Hi all. So, there is no way to assign non-inventory cost to any inventory for the purpose of correct profit-margin calculation?
Goods bought - 30k USD
Goods sold - 35k USD
Storage of goods (non-inventory item) - 3k USD
Net proft - 2k USD, In Profit/Loss statement its indicated as sales - 35k, costs - (30k), storage (3k). It’s correct, but in report of inventory profit margin I see 5k revenue under this deal, it’s not actually so. Can I add non-inventory cost to inventory proft margin report?
If you read your own post you would notice that inventory profit margin is for inventory items and thus not for non-inventory items.
Thank you for your reply. I just want to try use inventory profit margin to see complete profit on the deal. So there is no way to allocate additional costs (like ad’s, storage, etc.) to this report?
Take a look at https://learn.financestrategists.com/finance-terms/inventory-profit/
The answer to your question is thus No. Inventory profit is just related to inventory item cost and sales prices. Your inquiry is about Gross Margin which is the difference between revenue from sales and cost of goods sold that also may add costs such as storage, labour, etc.
@vdebrist, I moved your post to a new topic, because it really was unrelated to the other thread about non-inventory items where you posted it.
I think @eko may have misread your post. He addressed the question of profit margins on non-inventory items. But you asked about adding non-inventory costs to inventory items. That is actually quite feasible. There is a Guide that illustrates the principles: Add freight-in to inventory item costs | Manager.

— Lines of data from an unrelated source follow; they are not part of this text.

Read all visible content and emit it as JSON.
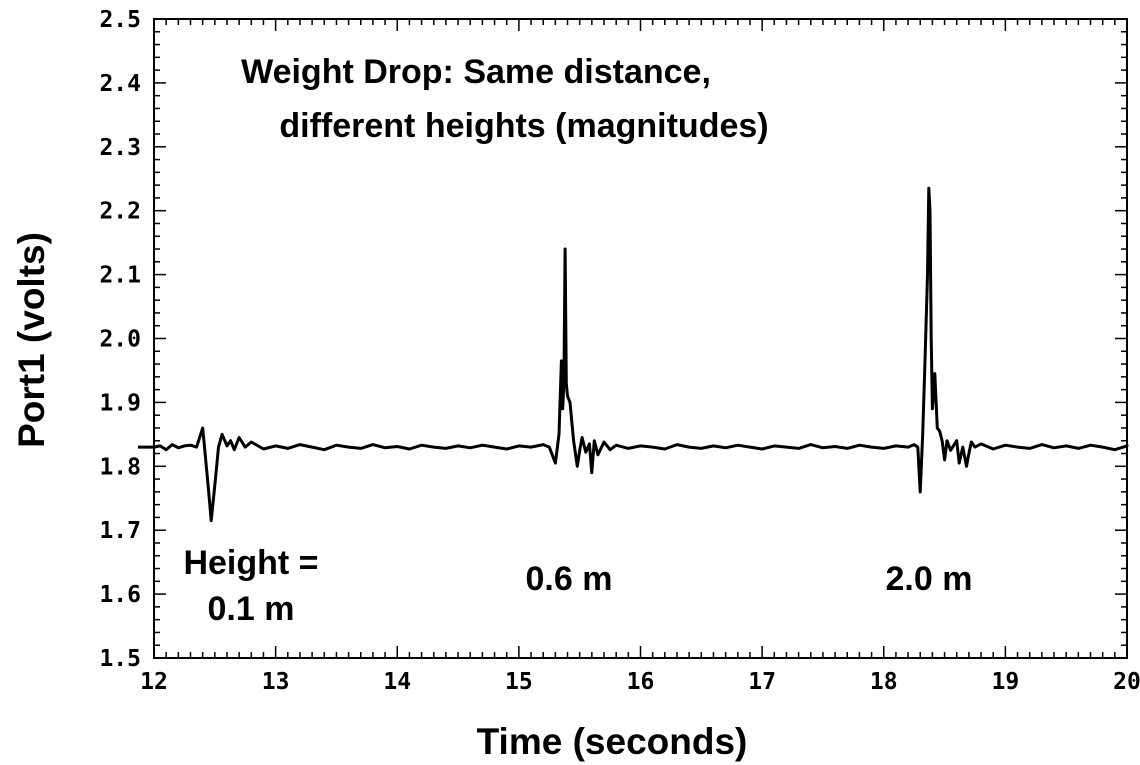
{
  "chart_data": {
    "type": "line",
    "title": "",
    "xlabel": "Time (seconds)",
    "ylabel": "Port1 (volts)",
    "xlim": [
      12,
      20
    ],
    "ylim": [
      1.5,
      2.5
    ],
    "x_ticks": [
      "12",
      "13",
      "14",
      "15",
      "16",
      "17",
      "18",
      "19",
      "20"
    ],
    "y_ticks": [
      "1.5",
      "1.6",
      "1.7",
      "1.8",
      "1.9",
      "2.0",
      "2.1",
      "2.2",
      "2.3",
      "2.4",
      "2.5"
    ],
    "grid": false,
    "annotations": {
      "title_line1": "Weight Drop: Same distance,",
      "title_line2": "different heights (magnitudes)",
      "label_a_line1": "Height =",
      "label_a_line2": "0.1 m",
      "label_b": "0.6 m",
      "label_c": "2.0 m"
    },
    "series": [
      {
        "x": [
          11.85,
          12.0,
          12.05,
          12.1,
          12.15,
          12.2,
          12.25,
          12.3,
          12.35,
          12.4,
          12.42,
          12.45,
          12.47,
          12.5,
          12.53,
          12.56,
          12.6,
          12.63,
          12.66,
          12.7,
          12.75,
          12.8,
          12.9,
          13.0,
          13.1,
          13.2,
          13.3,
          13.4,
          13.5,
          13.6,
          13.7,
          13.8,
          13.9,
          14.0,
          14.1,
          14.2,
          14.3,
          14.4,
          14.5,
          14.6,
          14.7,
          14.8,
          14.9,
          15.0,
          15.1,
          15.2,
          15.25,
          15.3,
          15.33,
          15.35,
          15.36,
          15.37,
          15.38,
          15.39,
          15.4,
          15.42,
          15.45,
          15.48,
          15.5,
          15.52,
          15.55,
          15.58,
          15.6,
          15.62,
          15.65,
          15.7,
          15.75,
          15.8,
          15.9,
          16.0,
          16.1,
          16.2,
          16.3,
          16.4,
          16.5,
          16.6,
          16.7,
          16.8,
          16.9,
          17.0,
          17.1,
          17.2,
          17.3,
          17.4,
          17.5,
          17.6,
          17.7,
          17.8,
          17.9,
          18.0,
          18.1,
          18.2,
          18.25,
          18.28,
          18.3,
          18.32,
          18.34,
          18.36,
          18.37,
          18.38,
          18.39,
          18.4,
          18.42,
          18.44,
          18.46,
          18.48,
          18.5,
          18.52,
          18.55,
          18.6,
          18.62,
          18.65,
          18.68,
          18.7,
          18.72,
          18.75,
          18.8,
          18.9,
          19.0,
          19.1,
          19.2,
          19.3,
          19.4,
          19.5,
          19.6,
          19.7,
          19.8,
          19.9,
          20.0,
          20.05
        ],
        "y": [
          1.83,
          1.83,
          1.832,
          1.826,
          1.834,
          1.829,
          1.832,
          1.833,
          1.83,
          1.86,
          1.82,
          1.76,
          1.715,
          1.77,
          1.83,
          1.85,
          1.832,
          1.84,
          1.826,
          1.845,
          1.83,
          1.838,
          1.827,
          1.832,
          1.828,
          1.834,
          1.83,
          1.826,
          1.833,
          1.83,
          1.828,
          1.834,
          1.829,
          1.831,
          1.827,
          1.833,
          1.83,
          1.828,
          1.832,
          1.829,
          1.833,
          1.83,
          1.827,
          1.832,
          1.83,
          1.834,
          1.83,
          1.805,
          1.85,
          1.965,
          1.89,
          1.93,
          2.14,
          1.93,
          1.91,
          1.9,
          1.84,
          1.8,
          1.825,
          1.845,
          1.822,
          1.835,
          1.79,
          1.84,
          1.818,
          1.838,
          1.826,
          1.833,
          1.828,
          1.832,
          1.83,
          1.827,
          1.834,
          1.83,
          1.828,
          1.832,
          1.829,
          1.833,
          1.83,
          1.827,
          1.832,
          1.83,
          1.828,
          1.834,
          1.829,
          1.831,
          1.828,
          1.833,
          1.83,
          1.828,
          1.832,
          1.83,
          1.834,
          1.83,
          1.76,
          1.85,
          1.97,
          2.1,
          2.235,
          2.2,
          2.0,
          1.89,
          1.945,
          1.86,
          1.855,
          1.84,
          1.81,
          1.84,
          1.825,
          1.84,
          1.805,
          1.83,
          1.8,
          1.82,
          1.838,
          1.83,
          1.835,
          1.827,
          1.833,
          1.83,
          1.828,
          1.834,
          1.829,
          1.832,
          1.828,
          1.833,
          1.83,
          1.826,
          1.832,
          1.834
        ]
      }
    ]
  }
}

That Guide is specifically about adding freight-in costs to the costs of inventory items. But the same thing can be done with other costs so that the average cost of an inventory item represents the true cost of obtaining it. For example, not only incoming shipping but insurance, storage, customs fees, advertising, and so forth could all be added. (I emphasize the word could because, although the program will allow it, much of what you list as desirable additions would not be correct accounting. You need to be aware of what local accounting regulations allow to be considered. Ongoing storage would probably not be allowed, but should be posted as an operating expense. And advertising might be classifiable only as a marketing expense, not as the cost of inventory.)
All that aside, non-inventory costs can be added to any inventory item simply by posting the purchase of them to the inventory item while leaving the quantity blank (not zero).

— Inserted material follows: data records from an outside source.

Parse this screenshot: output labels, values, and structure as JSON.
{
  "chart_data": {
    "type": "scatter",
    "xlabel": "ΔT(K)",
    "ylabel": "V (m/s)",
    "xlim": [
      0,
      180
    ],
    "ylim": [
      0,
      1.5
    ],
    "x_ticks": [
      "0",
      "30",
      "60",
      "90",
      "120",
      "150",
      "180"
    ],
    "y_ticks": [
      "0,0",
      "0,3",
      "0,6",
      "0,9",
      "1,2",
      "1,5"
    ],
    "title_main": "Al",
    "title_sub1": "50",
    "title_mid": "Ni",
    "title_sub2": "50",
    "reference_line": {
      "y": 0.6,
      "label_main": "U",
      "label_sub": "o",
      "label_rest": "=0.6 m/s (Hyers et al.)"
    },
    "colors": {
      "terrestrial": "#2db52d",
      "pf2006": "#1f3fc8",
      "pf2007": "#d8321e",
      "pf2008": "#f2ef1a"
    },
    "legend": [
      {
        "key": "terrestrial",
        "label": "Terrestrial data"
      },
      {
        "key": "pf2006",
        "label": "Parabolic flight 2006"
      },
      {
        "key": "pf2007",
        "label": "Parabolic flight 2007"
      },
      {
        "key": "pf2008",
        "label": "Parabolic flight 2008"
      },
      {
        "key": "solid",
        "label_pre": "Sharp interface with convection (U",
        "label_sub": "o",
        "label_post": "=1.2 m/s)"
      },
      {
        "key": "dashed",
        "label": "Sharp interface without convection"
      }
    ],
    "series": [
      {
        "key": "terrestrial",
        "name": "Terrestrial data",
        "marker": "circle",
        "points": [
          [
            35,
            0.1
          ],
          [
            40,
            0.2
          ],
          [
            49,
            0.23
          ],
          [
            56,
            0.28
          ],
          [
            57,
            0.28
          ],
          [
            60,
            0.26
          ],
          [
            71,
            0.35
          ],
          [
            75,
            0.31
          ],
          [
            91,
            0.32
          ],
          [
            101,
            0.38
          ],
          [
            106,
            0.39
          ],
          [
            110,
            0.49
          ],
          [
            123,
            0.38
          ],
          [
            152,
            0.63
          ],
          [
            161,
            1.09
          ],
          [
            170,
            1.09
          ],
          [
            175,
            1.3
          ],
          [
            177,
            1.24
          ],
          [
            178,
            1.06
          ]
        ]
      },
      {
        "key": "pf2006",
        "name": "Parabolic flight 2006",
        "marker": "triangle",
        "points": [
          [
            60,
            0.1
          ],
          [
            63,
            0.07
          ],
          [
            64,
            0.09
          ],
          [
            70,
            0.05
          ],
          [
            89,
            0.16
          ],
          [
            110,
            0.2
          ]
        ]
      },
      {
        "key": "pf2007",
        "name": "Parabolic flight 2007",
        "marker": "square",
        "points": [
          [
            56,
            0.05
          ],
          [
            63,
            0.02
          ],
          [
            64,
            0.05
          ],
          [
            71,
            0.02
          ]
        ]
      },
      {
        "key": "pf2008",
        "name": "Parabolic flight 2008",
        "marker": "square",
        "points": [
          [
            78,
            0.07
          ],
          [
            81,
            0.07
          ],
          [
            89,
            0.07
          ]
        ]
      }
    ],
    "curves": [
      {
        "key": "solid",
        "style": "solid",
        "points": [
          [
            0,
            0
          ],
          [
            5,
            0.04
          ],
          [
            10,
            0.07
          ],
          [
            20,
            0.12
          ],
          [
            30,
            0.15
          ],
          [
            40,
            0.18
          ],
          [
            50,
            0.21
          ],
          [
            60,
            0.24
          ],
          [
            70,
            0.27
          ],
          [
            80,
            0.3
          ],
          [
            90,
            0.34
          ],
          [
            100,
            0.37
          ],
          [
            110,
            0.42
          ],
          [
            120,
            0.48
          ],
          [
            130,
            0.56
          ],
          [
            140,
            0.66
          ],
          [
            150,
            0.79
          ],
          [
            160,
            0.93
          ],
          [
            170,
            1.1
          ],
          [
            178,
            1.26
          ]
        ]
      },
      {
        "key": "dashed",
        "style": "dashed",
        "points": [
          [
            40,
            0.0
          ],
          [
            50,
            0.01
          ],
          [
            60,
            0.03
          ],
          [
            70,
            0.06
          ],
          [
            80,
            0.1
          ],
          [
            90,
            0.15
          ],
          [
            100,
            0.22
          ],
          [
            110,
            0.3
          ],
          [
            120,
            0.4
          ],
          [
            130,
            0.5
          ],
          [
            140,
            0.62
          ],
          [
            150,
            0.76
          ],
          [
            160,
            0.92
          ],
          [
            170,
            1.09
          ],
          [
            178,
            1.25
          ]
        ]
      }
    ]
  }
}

You also wrote about “deals.” Understand that the Inventory Profit Margin report has nothing to do with any “deals.” It is a report of the excess of sales income from an inventory item compared to the average cost of that inventory item at the moment of sale.
@eko was right; you cannot add non-inventory costs to the report itself. But you can add non-inventory costs to inventory items’ average cost. It is important to understand, however, that the average cost of inventory is meant to be the cost you incurred to obtain the goods, not your expenses for storing, insuring, advertising, and selling them. Those are all operating expenses.
@Tut thank you for complete answer. Before you wrote this I have tested it in a new business. If I add non-inventory cost to any inventory - in P&L statement such costs are indicated as cost of goods sold, not as an operational costs, and it’s wrong for reporting. I think that if I want to see P&L on each deal, I need to extract inventory profit margin statement and all detailed operational costs in spreadsheet and than merge them. In manager it will be impossible. Or I have correct report, or I have incorrect report and correct P&L on deals. First is more important, of course.
That is true as far as your statement goes. The average cost of an inventory item multiplied by the quantity sold appears as cost of goods sold when you sell it. But I cannot imagine why you say that is wrong for reporting. That is standard accounting, and it is how Manager reports cost of goods sold (in the Inventory - cost account).
@vdebrist, I don’t know what you mean by “deals,” which you keep referring to. Are you referring to the complete life-cycle profitability of an inventory item from the time you purchase it until you have sold it, including all related storage and advertising costs? That’s impossible to calculate in an average cost inventory system unless items are purchased for a specific customer and all are sold to that customer before any more are purchased. And that would still not be recognized as an inventory profit margin by any accounting standard. That’s just something you conceived because it might be interesting to you.
Or are you referring to a contract with a customer on which you want to calculate total profitability, including the profit on inventory items delivered on the contract? That’s also just about impossible to calculate under any accounting system, because it is difficult to allocate all overhead and administrative costs proportionally to contracts.
Or are you referring to something else?